I. London Regains Some Ground in IPO Market
1. A Welcome Vote of Confidence
Visma’s potential selection of London over Amsterdam is seen as a crucial win for the city’s stock exchange. The decision—first reported by the Financial Times—comes at a time when many high-profile companies have turned their backs on the London market. In 2024 alone, 88 companies either delisted or moved their primary listings to foreign exchanges, marking the highest number of exits since the global financial crisis of 2008–2009, according to EY.
2. Why London?
Visma is believed to be drawn to the UK capital due to its mature capital markets and a larger pool of investors who actively seek out British stocks, compared to those focused on Dutch equities. The city’s reputation as a global financial hub still holds appeal, especially for firms like Visma that seek widespread institutional investor backing.
II. Company Background and Growth Trajectory
1. Origins and Ownership
Headquartered in Oslo, Visma is 70% owned by Hg Capital, a London-based private equity firm. Hg, which ranks as the UK’s second-largest PE firm after CVC Capital Partners, has long prioritized software investments. Back in 2006, it helped take Visma private from the Oslo Stock Exchange, stepping in as a “white knight” investor after a hostile takeover attempt by UK’s Sage Group.
2. Steady Expansion
Since its privatization, Visma has demonstrated consistent quarterly growth, supported by a remarkable 350 bolt-on acquisitions. The company now employs around 16,400 people and services 2.1 million clients across Northern Europe and Latin America. In 2023, it posted €2.8 billion in revenue with nearly 12% organic growth and reported underlying profits of €893 million.

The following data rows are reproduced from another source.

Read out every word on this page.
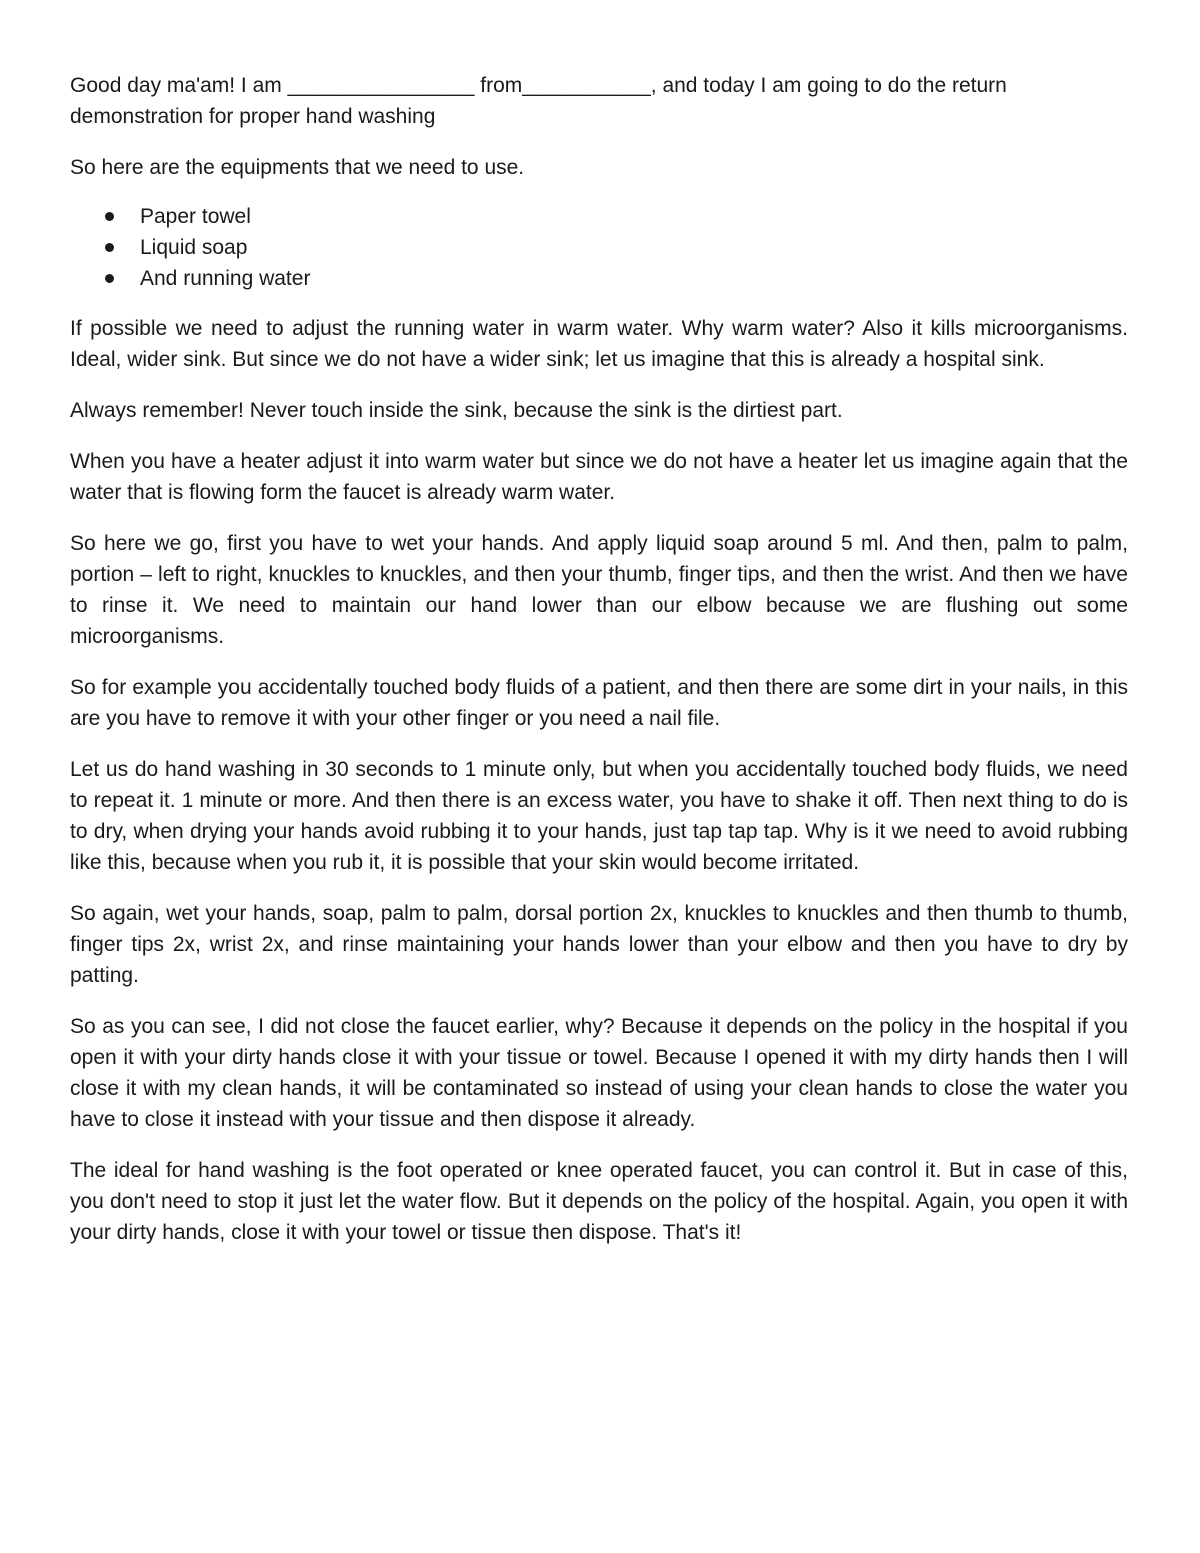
Good day ma'am! I am ________________ from___________, and today I am going to do the return demonstration for proper hand washing

So here are the equipments that we need to use.

Paper towel
Liquid soap
And running water

If possible we need to adjust the running water in warm water. Why warm water? Also it kills microorganisms. Ideal, wider sink. But since we do not have a wider sink; let us imagine that this is already a hospital sink.

Always remember! Never touch inside the sink, because the sink is the dirtiest part.

When you have a heater adjust it into warm water but since we do not have a heater let us imagine again that the water that is flowing form the faucet is already warm water.

So here we go, first you have to wet your hands. And apply liquid soap around 5 ml. And then, palm to palm, portion – left to right, knuckles to knuckles, and then your thumb, finger tips, and then the wrist. And then we have to rinse it. We need to maintain our hand lower than our elbow because we are flushing out some microorganisms.

So for example you accidentally touched body fluids of a patient, and then there are some dirt in your nails, in this are you have to remove it with your other finger or you need a nail file.

Let us do hand washing in 30 seconds to 1 minute only, but when you accidentally touched body fluids, we need to repeat it. 1 minute or more. And then there is an excess water, you have to shake it off. Then next thing to do is to dry, when drying your hands avoid rubbing it to your hands, just tap tap tap. Why is it we need to avoid rubbing like this, because when you rub it, it is possible that your skin would become irritated.

So again, wet your hands, soap, palm to palm, dorsal portion 2x, knuckles to knuckles and then thumb to thumb, finger tips 2x, wrist 2x, and rinse maintaining your hands lower than your elbow and then you have to dry by patting.

So as you can see, I did not close the faucet earlier, why? Because it depends on the policy in the hospital if you open it with your dirty hands close it with your tissue or towel. Because I opened it with my dirty hands then I will close it with my clean hands, it will be contaminated so instead of using your clean hands to close the water you have to close it instead with your tissue and then dispose it already.

The ideal for hand washing is the foot operated or knee operated faucet, you can control it. But in case of this, you don't need to stop it just let the water flow. But it depends on the policy of the hospital. Again, you open it with your dirty hands, close it with your towel or tissue then dispose. That's it!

III. Strategic IPO Timing and Market Conditions
1. Reconsidering a 2023 Debut
Visma had originally considered going public in 2023. However, due to widespread market volatility and economic uncertainty, the company opted to raise capital through private investors instead. This cautious approach has allowed the firm to maintain strong financials while biding its time for a more favorable market environment.
2. Contingent on Reform
The IPO decision remains conditional, hinging on successful regulatory reforms promised by the UK government and the London Stock Exchange. These measures are aimed at countering the adverse effects of Brexit and restoring investor confidence in the UK’s financial infrastructure.

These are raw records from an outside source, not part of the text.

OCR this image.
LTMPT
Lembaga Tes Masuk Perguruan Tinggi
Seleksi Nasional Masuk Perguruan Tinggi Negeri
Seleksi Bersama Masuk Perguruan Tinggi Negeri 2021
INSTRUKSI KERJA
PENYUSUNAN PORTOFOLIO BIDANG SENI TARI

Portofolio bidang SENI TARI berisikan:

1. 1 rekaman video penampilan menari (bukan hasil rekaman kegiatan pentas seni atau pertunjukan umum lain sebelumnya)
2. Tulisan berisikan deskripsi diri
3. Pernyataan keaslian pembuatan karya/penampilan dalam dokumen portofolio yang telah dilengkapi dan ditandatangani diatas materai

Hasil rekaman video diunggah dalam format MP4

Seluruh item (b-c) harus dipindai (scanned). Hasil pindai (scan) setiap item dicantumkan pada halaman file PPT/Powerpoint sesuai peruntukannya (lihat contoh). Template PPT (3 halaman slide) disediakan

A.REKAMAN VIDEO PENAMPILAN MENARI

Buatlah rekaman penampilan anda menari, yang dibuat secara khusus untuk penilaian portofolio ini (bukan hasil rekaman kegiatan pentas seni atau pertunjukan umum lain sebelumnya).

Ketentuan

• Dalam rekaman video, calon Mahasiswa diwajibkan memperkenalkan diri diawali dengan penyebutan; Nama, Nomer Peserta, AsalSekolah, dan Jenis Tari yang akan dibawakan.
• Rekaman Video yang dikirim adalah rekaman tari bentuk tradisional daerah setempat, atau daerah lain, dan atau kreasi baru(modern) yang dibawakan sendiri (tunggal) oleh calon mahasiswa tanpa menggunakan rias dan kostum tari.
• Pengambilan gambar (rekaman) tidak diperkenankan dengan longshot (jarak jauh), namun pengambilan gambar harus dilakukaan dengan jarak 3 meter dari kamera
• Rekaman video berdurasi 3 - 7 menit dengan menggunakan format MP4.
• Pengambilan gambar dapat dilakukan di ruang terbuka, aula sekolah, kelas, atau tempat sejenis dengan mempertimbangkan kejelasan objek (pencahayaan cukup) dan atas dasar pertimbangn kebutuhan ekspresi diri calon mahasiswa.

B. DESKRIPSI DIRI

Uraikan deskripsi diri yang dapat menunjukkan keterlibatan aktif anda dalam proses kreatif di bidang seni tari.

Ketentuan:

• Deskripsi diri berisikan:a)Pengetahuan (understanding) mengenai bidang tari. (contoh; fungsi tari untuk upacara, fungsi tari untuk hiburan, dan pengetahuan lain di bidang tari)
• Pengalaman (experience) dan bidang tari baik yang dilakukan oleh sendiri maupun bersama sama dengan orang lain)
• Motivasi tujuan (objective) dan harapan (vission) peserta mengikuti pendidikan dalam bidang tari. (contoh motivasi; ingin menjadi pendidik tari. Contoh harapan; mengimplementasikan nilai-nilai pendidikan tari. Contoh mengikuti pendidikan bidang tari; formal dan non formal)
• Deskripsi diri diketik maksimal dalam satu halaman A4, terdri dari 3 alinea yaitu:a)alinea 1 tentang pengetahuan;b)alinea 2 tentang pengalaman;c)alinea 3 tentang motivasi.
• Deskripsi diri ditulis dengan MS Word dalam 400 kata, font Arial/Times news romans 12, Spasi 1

IV. Key Players and Stakeholders
1. International Investment Backing
Visma’s ownership structure reflects a robust and diverse investor base. In addition to Hg Capital, major stakeholders include Singapore’s sovereign wealth fund GIC, Singapore’s Intermediate Capital Group, Canada’s CPP Investments, and the U.S.-based TPG. This global investor presence enhances the company’s credibility and market appeal ahead of a public debut.
2. Leadership and Management
At the helm is CEO Merete Hverven, who joined Visma in 2011 and has led the company since March 2020. Under her leadership, the company has navigated expansion, acquisitions, and volatile markets, all while maintaining a focus on long-term value creation. Visma’s management team and employees collectively hold 6.4% of the company’s shares, indicating a strong internal alignment with its growth ambitions.
V. Implications for London’s Market Future
1. Turning the Tide
Should Visma finalize its IPO in London, it would offer a symbolic and practical boost to the city’s financial ecosystem. At a time when the London Stock Exchange has struggled to attract large tech firms, this move could signal renewed interest in the capital as a viable listing venue for high-value software and technology companies.
2. A Blueprint for Recovery?
The potential listing might also serve as a case study for how London can remain competitive post-Brexit. By reinforcing the importance of regulatory reform, capital access, and investor depth, Visma’s move could encourage other companies—especially from Europe’s private tech sector—to follow suit.
Conclusion
While the final decision has yet to be made, Visma’s strong inclination toward a London IPO underscores the city’s enduring relevance in global finance. After years of setbacks, including company exits and investor wariness, the potential listing represents more than just one company going public—it’s a statement of renewed confidence. As reforms begin to take shape, London may slowly begin to re-establish its role as a key hub for ambitious, globally-minded firms.